Важно, чтобы государство обеспечило комфортный уровень пребывания в стационарах, создало там достойные условия для лечения — сейчас во многих регионах ситуация с этим хуже некуда. Зачастую людям на лечении приходится проводить там по году и больше. И очень важно, чтобы были меры социальной поддержки для тех, кто надолго попадает в стационар — ежемесячные выплаты или серьезная матпомощь для их детей и семей. Ведь люди боятся лечиться еще и потому, что придется бросить работу — семьи будут голодать. Мне кажется, если сделать хотя бы это, ситуация с туберкулезом в нашей стране станет намного лучше.
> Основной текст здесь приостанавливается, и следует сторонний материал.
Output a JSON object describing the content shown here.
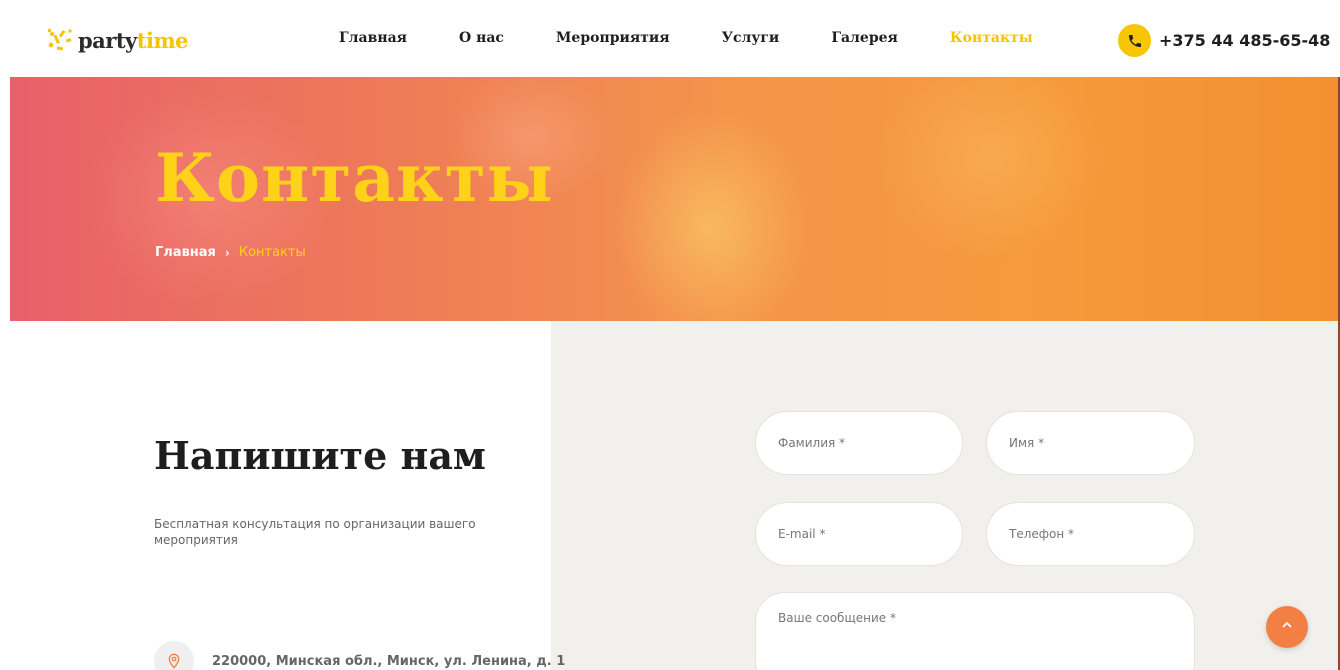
{
  "brand": {
    "logo_part1": "party",
    "logo_part2": "time",
    "accent_color": "#f5c500"
  },
  "nav": {
    "items": [
      {
        "label": "Главная",
        "active": false
      },
      {
        "label": "О нас",
        "active": false
      },
      {
        "label": "Мероприятия",
        "active": false
      },
      {
        "label": "Услуги",
        "active": false
      },
      {
        "label": "Галерея",
        "active": false
      },
      {
        "label": "Контакты",
        "active": true
      }
    ]
  },
  "header": {
    "phone": "+375 44 485-65-48",
    "phone_icon": "phone-icon"
  },
  "hero": {
    "title": "Контакты",
    "breadcrumb": {
      "home": "Главная",
      "separator": "›",
      "current": "Контакты"
    }
  },
  "contact": {
    "title": "Напишите нам",
    "subtitle": "Бесплатная консультация по организации вашего мероприятия",
    "address": "220000, Минская обл., Минск, ул. Ленина, д. 1",
    "address_icon": "location-pin-icon"
  },
  "form": {
    "last_name_placeholder": "Фамилия *",
    "first_name_placeholder": "Имя *",
    "email_placeholder": "E-mail *",
    "phone_placeholder": "Телефон *",
    "message_placeholder": "Ваше сообщение *"
  },
  "scroll_top": {
    "icon": "chevron-up-icon",
    "color": "#f47f44"
  }
}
Когда вы осознали, что лечение завершено?
— Лечение я завершила через 7 месяцев после операции. Последний месяц я допивала таблетки уже в санатории. И как раз в этот период моя нервная система окончательно сдала. Последней каплей стал поход на одну из высоких гор в окрестностях санатория. Подъем на высоту 1200 метров я еле выдержала, почувствовала себя жалкой развалиной. Представила, что теперь, после операции, никогда не смогу осуществить свою давнишнюю мечту — взойти на Эльбрус. И если до этого я как-то держалась, то после похода навалилась полная апатия. Потом я поняла, конечно, что так нельзя — опять же, спасибо дочке и маме. Обратилась к неврологу. Сейчас прохожу лечение антидепрессантами и чувствую себя намного лучше.

Кому-то не хватает мотивации, чтобы полностью завершить весь курс лечения. Где вы брали мотивацию?
— Моей главной мотивацией была моя дочь и страх за нее. Даже врачи это часто использовали. Когда уговаривали на операцию, им достаточно было сказать «подумайте о дочери» — и я сразу согласилась, несмотря на ужас и истерику. Я не хотела ее подвести. А еще после операции, когда я три дня не могла есть и мне казалось, что больше нет сил выносить всю эту боль и мучения, мне очень помогала моя давнишняя мечта взойти однажды на Эльбрус. Сейчас я, правда, не уверена, что мне это по силам, но надежды не теряю.

И, наконец, — наш неизменный вопрос про мечты. О чем вы сейчас мечтаете? Что приносит радость и вдохновение, дает силы жить в трудные моменты?
— Туберкулез дал мне мощный толчок для переоценки ценностей. Я поняла, что мои прежние убеждения и интересы мне больше не служат, и начала узнавать (или даже создавать) себя заново. Сейчас мне хочется тихой и спокойной жизни, радостных дней и интересных вечеров со своей дочерью. Хочется видеть, как она растет, быть рядом с ней и поддерживать. Хочется успеть увидеть, какой она вырастет и какой путь выберет в жизни. Сейчас она еще маленькая и хочет стать врачом, помогать людям.

Я буду счастлива, если болезнь больше не вернется. Стараюсь следить за своим здоровьем, больше отдыхать, не так много времени уделять работе. Летом поехать с семьей к морю и просто сидеть на берегу, глядя вдаль и наслаждаясь солнцем. Наверное, я больше всего стремлюсь к покою. Раньше стремилась найти во всем какой-то высший смысл, сейчас же мне хочется просто красоты, тишины и гармонии.

Но еще мне хочется взойти-таки однажды на Эльбрус. Очень интересует парашютный спорт, особенно его самое экстремальное направление — вингсьют. Мечтаю однажды попробовать полетать вот так, как птица. Хотя для этого, конечно, нужна очень серьезная спортивная подготовка. И хочется найти себя в какой-нибудь деятельности, где я могла бы приносить пользу людям — стать сиделкой, помогать в больницах или делать что-то еще, что помогало бы болеющим людям быстрее выздоравливать. Надеюсь, однажды это сбудется.

А пока я просто живу. Ищу для себя новые возможности быть полезной миру. Смотрю с дочкой японские мультики. Пишу — пока только рассказы, но не исключено, что в будущем замахнусь и на книгу. И, пожалуй, впервые в жизни я счастлива просто потому, что я все еще здесь и могу дышать, смотреть и жить.